The quick answer is no it isn’t. Flip the question round the other way: would you wash up with windscreen cleaner? Thought not. Washing-up liquid is designed to dissolve grease and left over food from plates and pans. What it’s made of is not formulated to be kind to a car’s paintwork. But buying and filling up with proper screenwash is neither hard nor expensive to do.
Why use screen wash?
The primary purpose of screenwash is to clean the windscreen. Although water can do this, it won’t do so particularly effectively, a bit like washing up without washing-up liquid. Proper screenwash is formulated to remove the road grime, dead insects and dirt that windscreens get covered in.

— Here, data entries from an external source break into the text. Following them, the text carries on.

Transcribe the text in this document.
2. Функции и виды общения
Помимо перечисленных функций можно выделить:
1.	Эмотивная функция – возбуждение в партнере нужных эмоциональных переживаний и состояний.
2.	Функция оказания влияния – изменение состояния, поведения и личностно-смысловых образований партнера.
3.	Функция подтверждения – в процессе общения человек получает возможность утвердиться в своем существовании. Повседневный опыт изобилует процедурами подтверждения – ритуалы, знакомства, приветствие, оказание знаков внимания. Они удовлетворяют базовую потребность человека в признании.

If you don’t remove them – and water won’t ‑ you’ll end up with smearing on the screen. Proper screenwash also features water softener to prevent limescale building up in pipework and the tiny squirting jets.
How much to use?
It really depends on the time of year. Part of the function of screenwash is to lower the freezing point of the water in the reservoir. In winter that temperature will need to be lower so the proportion of cleaning liquid to water will be higher. What ratio for particular temperatures is detailed on the bottles.
How to do the mix
It’s impossible to know how much screenwash you’re going to need until you’ve filled the reservoir. The car’s user manual will tell you its total capacity but you can’t know how much is already in there. Use an old container or large water bottle. You can then make up the water-screenwash mix in there and if you don’t need it all, it won’t be wasted.
Where to buy it from
Screenwash is widely available from supermarkets, filling stations and DIY stores as well as motor retailers and online.
How do you know when it needs doing?
Modern cars will tell you when their screenwash is running low. As it isn’t fundamental to the car’s operation and running out won’t damage the car in any way, the reminder light is orange. It will usually illuminate when it’s running low rather than when it’s run out. The size of the bottle, and therefore the frequency that it needs to be filled, varies depending on the make and model of car. Family hatchbacks usually have between three and five-litre reservoirs.
Where is the bottle and what does it look like?
The screenwash bottle is located beneath the bonnet in the engine compartment. Its location differs from car to car. If you’re not sure exactly where it is, look in the user manual. The bottle itself is frequently hidden away with the only visible part the cap and the bottle’s neck. The cap of the screenwash is frequently blue (above) with a windscreen and wipers symbol on it. In some cars, the cap may be white or black.